Demem şu ki sizi siz olun, irfan sahiplerinin meclisinde “Kitap okumanın faydalarından ve şu kitabı okudum, siz de okuyun…” şeklinde sohbet etmeyin, tasavvuf âdâbına uygun değildir.

-----------------------

BALIKÇI HOCAM’IN MEKÂNINDA TÂLİM ETMEK

Paralelcilerle ortak çalışan muarızlarımın en yakın dostlarımı ayartmaya çalışmasının verdiği üzüntüden sonra, Balıkçı Hocam’ın balık tutma mevkiine gittim dostlarımla, mânevî olarak rahatladım. Seyr ü sülûkumun bir parçasını az da olsa tâlim ettim yine. Yeri gelmişken Balıkçı hocamın balık tutma mekânı fakir için nefis ve beden imtihanıdır. Orada yorularak ve dar imkânlar içinde yarım gün dostlarla halvet olmak mânevî bir tâlimdir bendeniz için. Nasıl ki, tarikatlarda müridlere ilk zamanlarda dergâhın tuvaletlerini yıkattırırlar, kuru yerde yatırıp bekletirler, mutfakta çalıştırırlar, az ve katıksız yemek verirler ki, nefsi ve kibri kırılsın, benliği törpülensin, maddî konforun zevklerinden kurtulmayı bilsin…

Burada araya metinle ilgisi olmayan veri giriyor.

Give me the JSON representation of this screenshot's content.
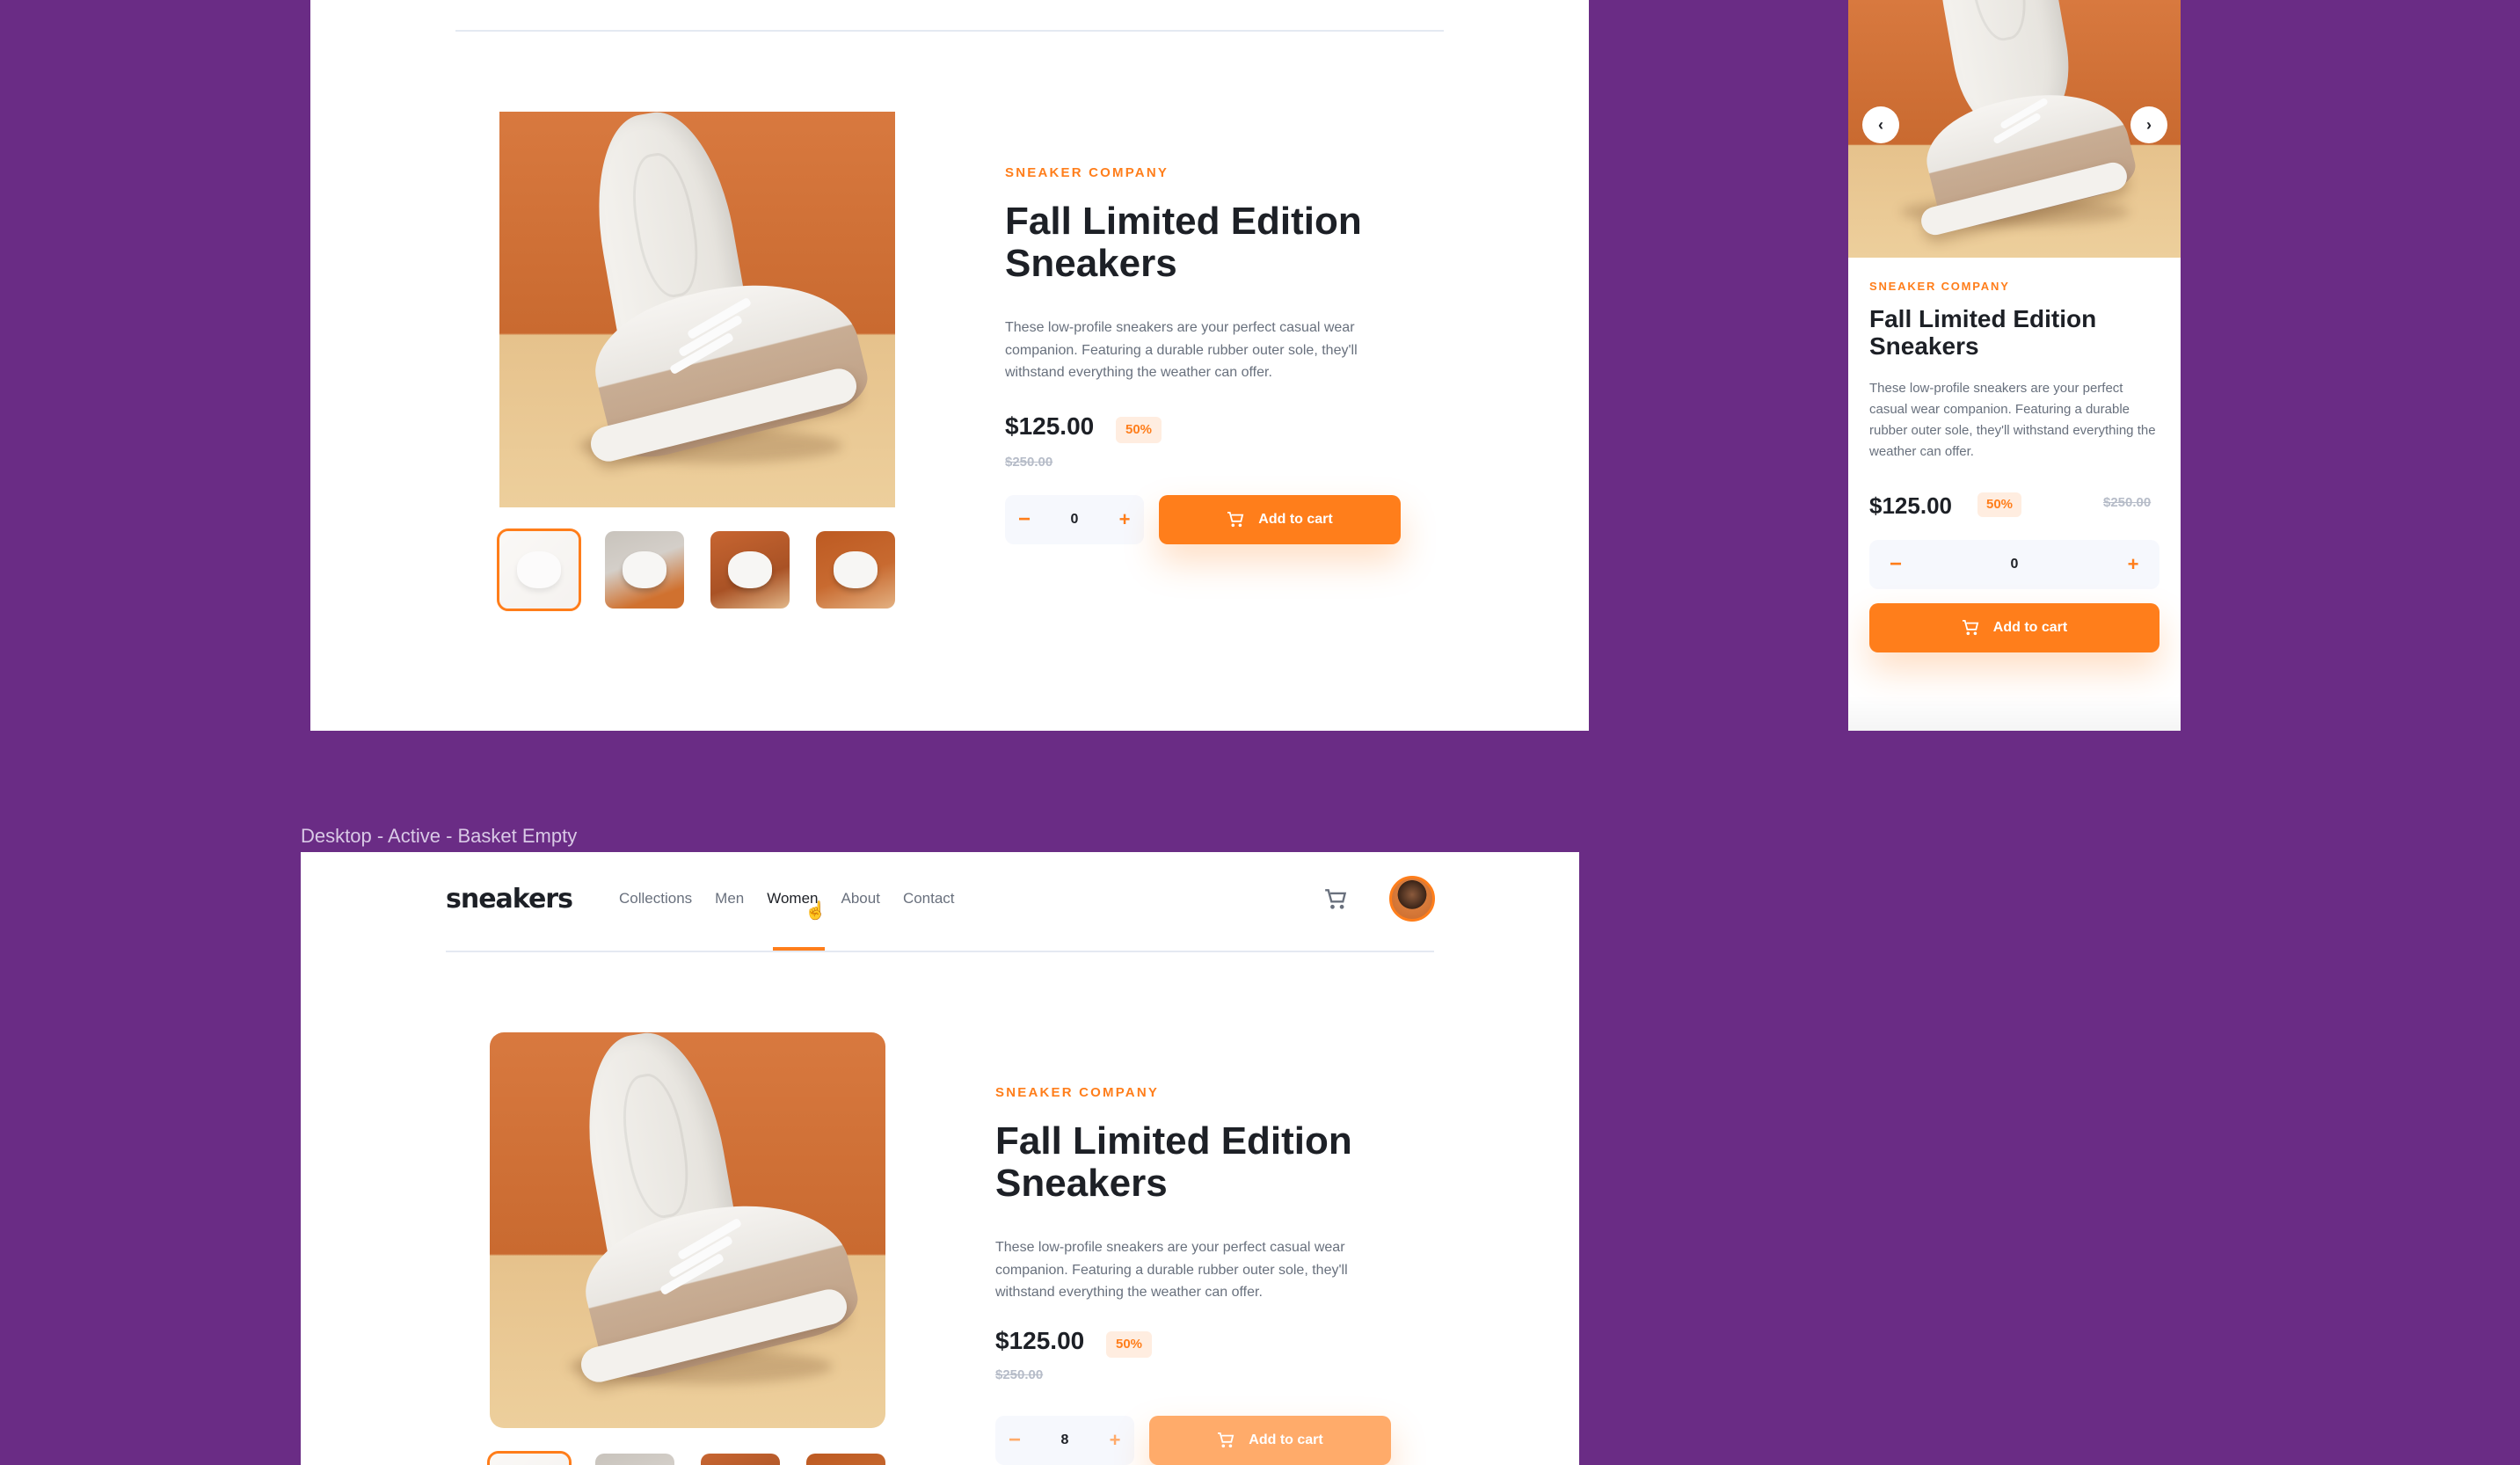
{
  "label": "Desktop - Active - Basket Empty",
  "product": {
    "company": "SNEAKER COMPANY",
    "title_line1": "Fall Limited Edition",
    "title_line2": "Sneakers",
    "description": "These low-profile sneakers are your perfect casual wear companion. Featuring a durable rubber outer sole, they'll withstand everything the weather can offer.",
    "price": "$125.00",
    "discount": "50%",
    "old_price": "$250.00",
    "add_to_cart": "Add to cart"
  },
  "frames": {
    "top_desktop": {
      "quantity": "0"
    },
    "mobile": {
      "quantity": "0",
      "prev_icon": "chevron-left-icon",
      "next_icon": "chevron-right-icon"
    },
    "active_desktop": {
      "quantity": "8"
    }
  },
  "nav": {
    "logo": "sneakers",
    "items": [
      "Collections",
      "Men",
      "Women",
      "About",
      "Contact"
    ],
    "active": "Women",
    "cart_icon": "cart-icon",
    "avatar": "user-avatar"
  },
  "colors": {
    "accent": "#ff7e1b",
    "accent_pale": "#ffede0",
    "text": "#1d2026",
    "muted": "#68707d",
    "background": "#6a2c85"
  }
}
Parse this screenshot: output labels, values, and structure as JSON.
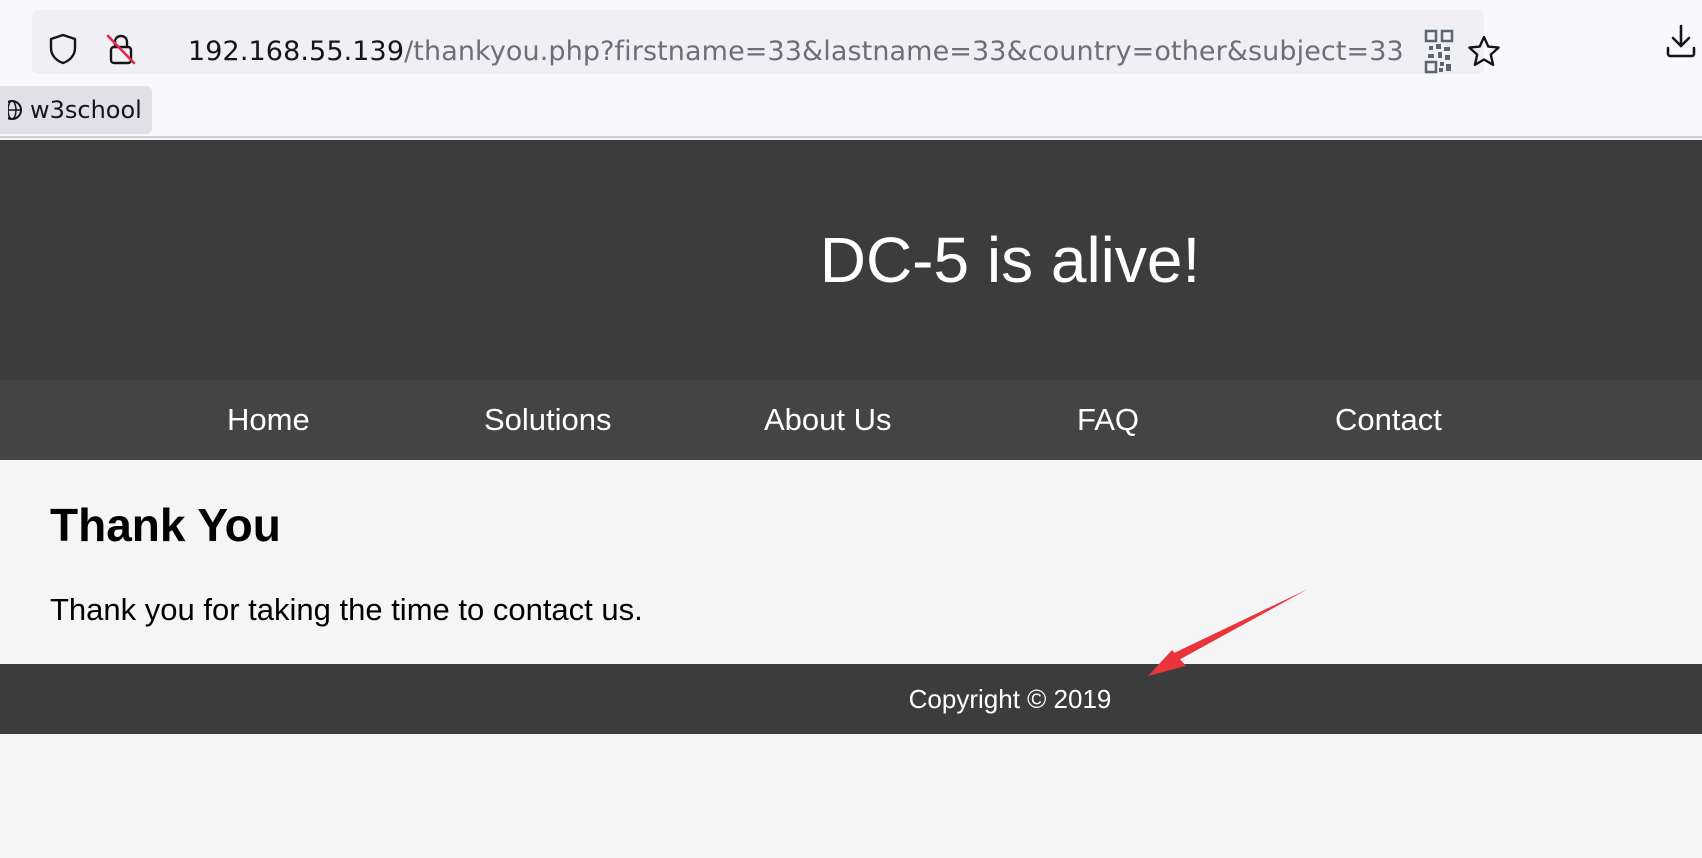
{
  "browser": {
    "url_host": "192.168.55.139",
    "url_path": "/thankyou.php?firstname=33&lastname=33&country=other&subject=33",
    "icons": [
      "shield-icon",
      "insecure-lock-icon",
      "qr-code-icon",
      "bookmark-star-icon",
      "download-icon"
    ],
    "bookmarks": [
      {
        "label": "w3school",
        "icon": "globe-icon"
      }
    ]
  },
  "site": {
    "title": "DC-5 is alive!",
    "nav": [
      "Home",
      "Solutions",
      "About Us",
      "FAQ",
      "Contact"
    ],
    "heading": "Thank You",
    "message": "Thank you for taking the time to contact us.",
    "footer": "Copyright © 2019"
  },
  "annotation": {
    "type": "arrow",
    "color": "#e8343a"
  },
  "colors": {
    "header_bg": "#3c3c3c",
    "nav_bg": "#444444",
    "page_bg": "#f5f5f5"
  }
}
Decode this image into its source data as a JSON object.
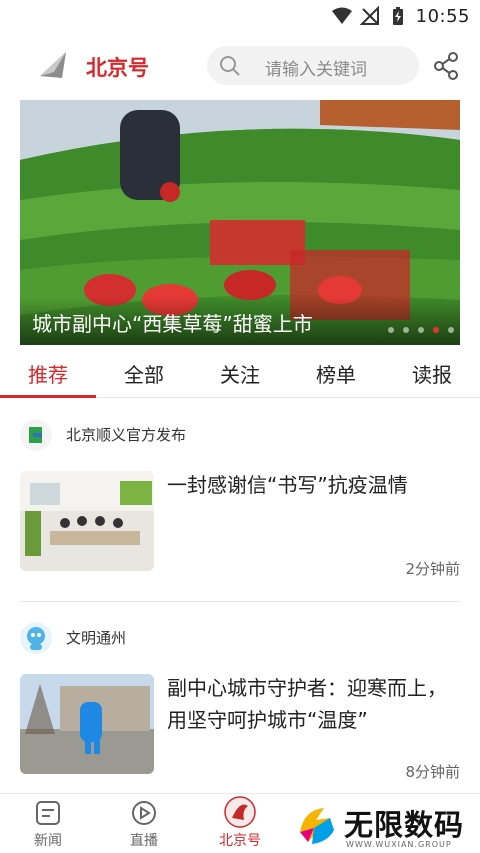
{
  "status_bar": {
    "time": "10:55"
  },
  "header": {
    "title": "北京号",
    "search_placeholder": "请输入关键词"
  },
  "banner": {
    "caption": "城市副中心“西集草莓”甜蜜上市",
    "slide_count": 5,
    "active_slide": 4
  },
  "tabs": [
    {
      "label": "推荐",
      "active": true
    },
    {
      "label": "全部"
    },
    {
      "label": "关注"
    },
    {
      "label": "榜单"
    },
    {
      "label": "读报"
    }
  ],
  "feed": [
    {
      "source": "北京顺义官方发布",
      "headline": "一封感谢信“书写”抗疫温情",
      "time": "2分钟前"
    },
    {
      "source": "文明通州",
      "headline": "副中心城市守护者：迎寒而上，用坚守呵护城市“温度”",
      "time": "8分钟前"
    }
  ],
  "bottom_nav": [
    {
      "label": "新闻"
    },
    {
      "label": "直播"
    },
    {
      "label": "北京号",
      "active": true
    }
  ],
  "watermark": {
    "text": "无限数码",
    "sub": "WWW.WUXIAN.GROUP"
  },
  "colors": {
    "accent": "#d8262b",
    "search_bg": "#f2f2f2"
  }
}
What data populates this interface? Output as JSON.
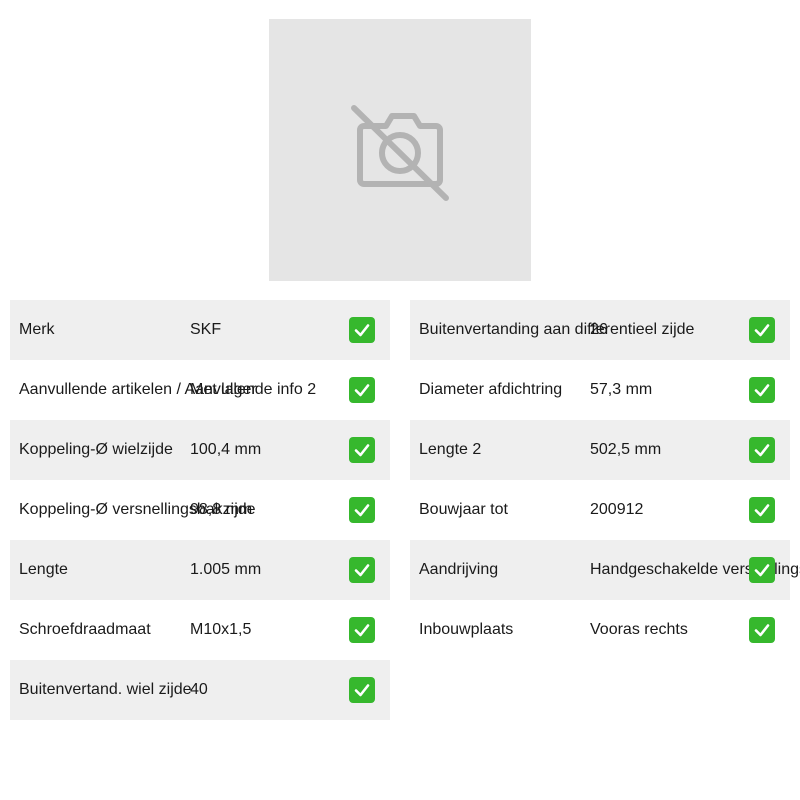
{
  "product_image": {
    "icon": "camera-off-icon"
  },
  "colors": {
    "row_shade": "#efefef",
    "check_green": "#36b82d",
    "placeholder_bg": "#e5e5e5"
  },
  "left_specs": [
    {
      "label": "Merk",
      "value": "SKF",
      "verified": true
    },
    {
      "label": "Aanvullende artikelen / Aanvullende info 2",
      "value": "Met lager",
      "verified": true
    },
    {
      "label": "Koppeling-Ø wielzijde",
      "value": "100,4 mm",
      "verified": true
    },
    {
      "label": "Koppeling-Ø versnellingsbakzijde",
      "value": "98,8 mm",
      "verified": true
    },
    {
      "label": "Lengte",
      "value": "1.005 mm",
      "verified": true
    },
    {
      "label": "Schroefdraadmaat",
      "value": "M10x1,5",
      "verified": true
    },
    {
      "label": "Buitenvertand. wiel zijde",
      "value": "40",
      "verified": true
    }
  ],
  "right_specs": [
    {
      "label": "Buitenvertanding aan differentieel zijde",
      "value": "26",
      "verified": true
    },
    {
      "label": "Diameter afdichtring",
      "value": "57,3 mm",
      "verified": true
    },
    {
      "label": "Lengte 2",
      "value": "502,5 mm",
      "verified": true
    },
    {
      "label": "Bouwjaar tot",
      "value": "200912",
      "verified": true
    },
    {
      "label": "Aandrijving",
      "value": "Handgeschakelde versnellingsbak",
      "verified": true
    },
    {
      "label": "Inbouwplaats",
      "value": "Vooras rechts",
      "verified": true
    }
  ]
}
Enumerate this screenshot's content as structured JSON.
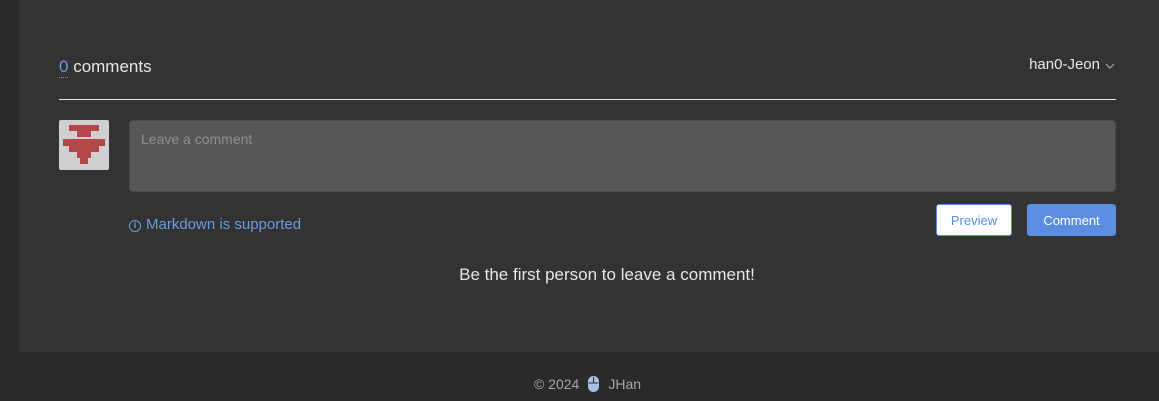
{
  "comments": {
    "count": "0",
    "label": " comments",
    "user": "han0-Jeon",
    "placeholder": "Leave a comment",
    "markdown_note": "Markdown is supported",
    "preview_label": "Preview",
    "comment_label": "Comment",
    "empty_message": "Be the first person to leave a comment!"
  },
  "footer": {
    "copyright": "© 2024",
    "author": "JHan"
  },
  "colors": {
    "accent": "#5b8ee0",
    "avatar_red": "#b34848",
    "avatar_bg": "#cfcfcf"
  },
  "icons": {
    "info": "info-icon",
    "chevron": "chevron-down-icon",
    "footer": "mouse-icon"
  }
}
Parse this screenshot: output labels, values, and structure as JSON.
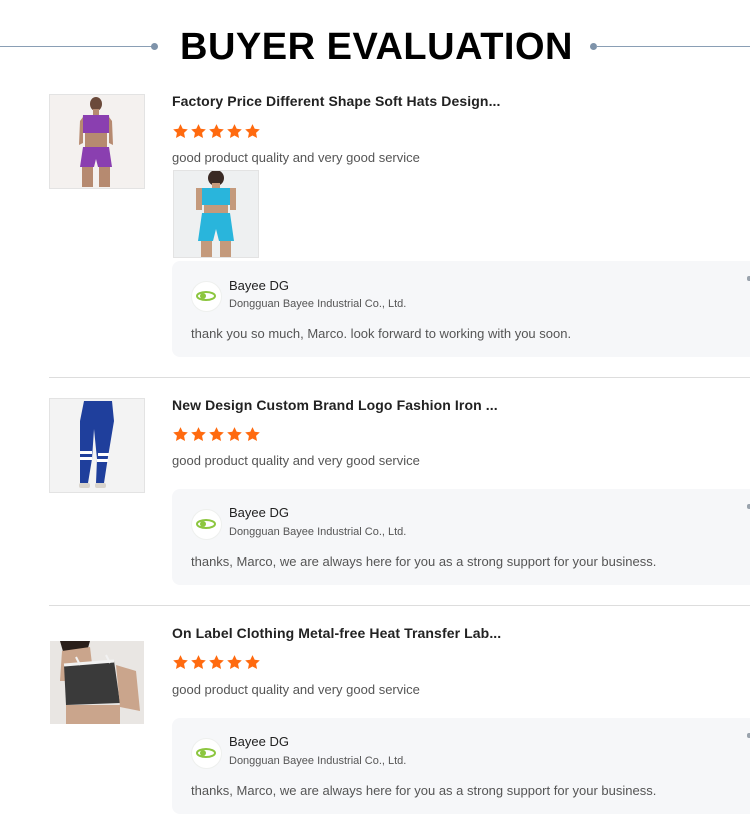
{
  "header": {
    "title": "BUYER EVALUATION"
  },
  "colors": {
    "star": "#ff6a0f",
    "reply_bg": "#f6f7f9",
    "divider": "#dddddd",
    "header_line": "#8a9fb5"
  },
  "reviews": [
    {
      "product_title": "Factory Price Different Shape Soft Hats Design...",
      "rating": 5,
      "comment": "good product quality and very good service",
      "reply": {
        "name": "Bayee DG",
        "company": "Dongguan Bayee Industrial Co., Ltd.",
        "text": "thank you so much, Marco. look forward to working with you soon."
      }
    },
    {
      "product_title": "New Design Custom Brand Logo Fashion Iron ...",
      "rating": 5,
      "comment": "good product quality and very good service",
      "reply": {
        "name": "Bayee DG",
        "company": "Dongguan Bayee Industrial Co., Ltd.",
        "text": "thanks, Marco, we are always here for you as a strong support for your business."
      }
    },
    {
      "product_title": "On Label Clothing Metal-free Heat Transfer Lab...",
      "rating": 5,
      "comment": "good product quality and very good service",
      "reply": {
        "name": "Bayee DG",
        "company": "Dongguan Bayee Industrial Co., Ltd.",
        "text": "thanks, Marco, we are always here for you as a strong support for your business."
      }
    }
  ]
}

Haddim değil tasavvufî eğitimi misâl vermek, fakat inanın bu mânada bir gün yaşadım Balıkçı Hocam’ın balık tutturduğu mekânda. Fakir, balık tutmasını bilmez, böyle bir alışkanlığı ve becerisi de yok. Sırf, Hocamgilin ve dostlarımın peşinden mânevî maksatla gidiyorum.

Şöyle ki, sağlığım kır ve arazi şartlarında ikamet etmeye, vakit geçirmeye hiç elverişli değil. Balık tutulan mevkii kıyıya yetmiş derece eğik bir yer olup, bel diskleri çürük olanlar için ayakta durmak veya oturmak hayli zor. Güya birkaç seki yapılmış, fakat hiç faydası yok. Zemin toz toprak, pür ve taş dolu. Tuvalet ve çeşme yok. Abdestinizi kıyıda suya düşmeden alabilirseniz ne âlâ. Namazı düz bir yer bulabilir de kılabilirseniz şanslınız.

Bunları niye anlatıyorum. Bedenim maddî ağrılar içinde, fakat kalbim mânevî olarak gayet rahat. Asla şikayetçi olmadığım gibi konformist de değilim. Bu mekân sağlık şartlarıma aykırı olmasına rağmen kalbin tezkiyesi gibi bedenimi de bazı imkânlardan mahrum kalarak konfor ve rahatlığa bağımlılıktan kurtarma tâlimi yaptırıyor.

----------------------

28 KG. AĞIRLIĞINDAKİ “HAREMEYN” KİTABINI DUYUNCA CEZBEYE KAPILDIM

Ksü’nün Kütüphâne müdürü, üniversite talebelerinin abisi, şair ve hikâyeci dostum Hasan Ejderha’nın odasında seksen santim uzunluğunda, kırk santim eninde ve 28 kg. ağırlığında “Osmanlı Fotoğraflarıyla Haremeyn” adlı kocaman bir kitap varmış ki, kendisinden ve Ferhat Ağca dostumdan dinledim de cezbeye kapıldım. İslâm Tarih Sanat ve Kültür Araştırma Merkezi (IRCICA) tarafından Abdullah Gül’ün Cumhurbaşkanlığı döneminde onun himayesiyle bastırılan bu muhterem kitap Sultan İkinci Abdülhamid Han’ın albümleriyle Hicaz müdafiî ve kahramanı Fahrettin Paşa (Türkkan)’nın koleksiyonundan seçilmiş fotoğraf albümü ve Haremeyn’le ilgili tanıtım yazılarından müteşekkil olduğunu anlattılar. Bu muhteşem kitabı havalar serinleyince nasip olursa ziyaret etmeye gideceğim.

-------------------

İKİ DOSTA ÇAĞRI

Hasan Keklikçi ve Fatin Rüştü Kayıran dostlarım! Neredeyseniz çıkın gelin. Bu dost hasretliği yeter artık. Aleyhinizde bile konuşulmaz oldu. Bu fakir, sizleri savunmaktan yorgun düştü. Dosthâneye mazeret olur mu? Olmaz. Fikir Dükkânı’na bir an evvel duhul edin.